Das Deutsche Theater entschuldigt sich für Nazi-Wortspiel

Das Deutsche Theater hat mit einem abgewandelten NS-Slogan Werbung für eine Premiere gemacht. Jetzt entschuldigt sich die Intendantin.

Iris Laufenberg, Intendantin am Deutschen Theater
Iris Laufenberg, Intendantin am Deutschen Theaterdpa

Das Deutsche Theater Berlin entschuldigt sich für die Betreffzeile „Heim ins Theater“ in seinem jüngsten Newsletter. Die Formulierung sei „unbedacht und unangemessen“ gewesen, so teilt das Theater mit, da sie an nationalsozialistische Propagandasprache erinnere. Sie wurde in Verbindung mit der Inszenierung „Heimsuchung“ verwendet, die am Freitag in der Regie von Alexander Eisenach zur Premiere kam.

Die Formulierung „Heim ins Reich“ wurde in der Zeit des Nationalsozialismus (1933–1945) in Deutschland verwendet.
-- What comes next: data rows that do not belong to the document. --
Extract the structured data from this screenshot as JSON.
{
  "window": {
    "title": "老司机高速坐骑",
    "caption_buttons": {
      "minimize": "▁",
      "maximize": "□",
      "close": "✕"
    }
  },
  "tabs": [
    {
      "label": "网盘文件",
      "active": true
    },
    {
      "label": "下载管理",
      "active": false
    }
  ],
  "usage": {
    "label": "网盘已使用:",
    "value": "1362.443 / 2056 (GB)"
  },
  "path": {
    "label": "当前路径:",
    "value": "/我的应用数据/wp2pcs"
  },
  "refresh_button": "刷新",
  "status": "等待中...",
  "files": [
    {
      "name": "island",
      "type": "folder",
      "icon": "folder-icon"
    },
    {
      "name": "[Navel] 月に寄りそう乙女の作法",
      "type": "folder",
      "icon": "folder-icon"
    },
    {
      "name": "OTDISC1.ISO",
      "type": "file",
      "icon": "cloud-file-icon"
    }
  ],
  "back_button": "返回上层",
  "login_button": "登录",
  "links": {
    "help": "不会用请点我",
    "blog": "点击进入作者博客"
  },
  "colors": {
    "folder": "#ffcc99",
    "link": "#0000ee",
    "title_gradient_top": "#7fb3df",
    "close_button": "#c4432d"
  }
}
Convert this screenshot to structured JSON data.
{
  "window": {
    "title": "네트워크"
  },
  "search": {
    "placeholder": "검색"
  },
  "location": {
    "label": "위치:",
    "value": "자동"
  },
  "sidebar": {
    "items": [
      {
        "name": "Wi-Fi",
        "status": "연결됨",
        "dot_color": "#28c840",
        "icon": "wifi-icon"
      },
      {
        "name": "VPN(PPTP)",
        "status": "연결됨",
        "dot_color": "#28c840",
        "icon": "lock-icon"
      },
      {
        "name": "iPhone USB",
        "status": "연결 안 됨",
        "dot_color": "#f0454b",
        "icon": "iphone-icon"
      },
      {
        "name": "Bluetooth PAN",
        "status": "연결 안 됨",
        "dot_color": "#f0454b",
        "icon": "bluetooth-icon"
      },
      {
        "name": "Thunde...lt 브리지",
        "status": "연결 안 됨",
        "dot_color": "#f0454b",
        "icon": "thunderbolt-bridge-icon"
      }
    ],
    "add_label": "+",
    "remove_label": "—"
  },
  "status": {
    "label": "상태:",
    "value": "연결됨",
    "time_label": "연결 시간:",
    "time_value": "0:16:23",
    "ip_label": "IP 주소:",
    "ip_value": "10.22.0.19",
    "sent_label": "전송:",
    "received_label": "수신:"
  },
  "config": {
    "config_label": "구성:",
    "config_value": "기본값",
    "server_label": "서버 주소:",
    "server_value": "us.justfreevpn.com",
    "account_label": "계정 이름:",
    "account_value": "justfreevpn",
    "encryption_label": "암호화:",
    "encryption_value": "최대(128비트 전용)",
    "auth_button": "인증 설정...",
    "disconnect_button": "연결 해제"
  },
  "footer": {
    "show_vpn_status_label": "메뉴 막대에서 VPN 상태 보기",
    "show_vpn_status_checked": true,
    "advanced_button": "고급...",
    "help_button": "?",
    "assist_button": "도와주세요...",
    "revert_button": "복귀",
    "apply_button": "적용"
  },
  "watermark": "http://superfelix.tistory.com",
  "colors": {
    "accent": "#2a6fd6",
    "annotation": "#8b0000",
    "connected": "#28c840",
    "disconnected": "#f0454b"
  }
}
Sie bezog sich auf die aggressive außenpolitische Strategie des NS-Regimes, Gebiete mit deutschsprachiger Bevölkerung „wieder ins Reich“ zu integrieren, also unter deutsche Herrschaft zu bringen. Am bekanntesten ist die Verwendung während der Annexion Österreichs 1938 („Anschluss“) und des Sudetenlandes 1938/39.

Das Deutsche Theater Berlin distanziert sich in dem Schreiben an die Newsletter-Abonnenten nachdrücklich von menschenverachtenden Parolen und jeglichem entsprechenden Gedankengut. Das Haus stehe für Vielfalt, Toleranz und ein respektvolles Miteinander.

„Wir bedauern sehr, dass diese Formulierung in einem werblichen Kontext erschienen ist, und bitten unsere Zuschauerinnen und Zuschauer sowie die Öffentlichkeit um Entschuldigung“, erklärt Intendantin Iris Laufenberg.

Zuletzt war im November das Deutsche Schauspielhaus in Hamburg in die Kritik geraten, nachdem bei der Jubiläumsfeier zum 125‑jährigen Bestehen des Theaters historische Aufnahmen projiziert wurden, auf denen weiße Schauspieler mit schwarz geschminkten Gesichtern („Blackfacing“) aus früheren Inszenierungen zu sehen waren – unter anderem aus der berühmten „Othello“-Inszenierung von Peter Zadek.

Diese Praxis gilt heute als rassistisch. Nach heftiger Kritik räumte die Intendantin Karin Beier öffentlich „zwei schwerwiegende Fehler“ ein: die unangemessene Präsentation und die zunächst unzureichende Reaktion auf die Kritik. Sie entschuldigte sich „aufrichtig bei allen Menschen, die wir durch unser Handeln verletzt haben – insbesondere bei Schwarzen Menschen und People of Color“, und kündigte an, verlorenes Vertrauen zurückgewinnen zu wollen.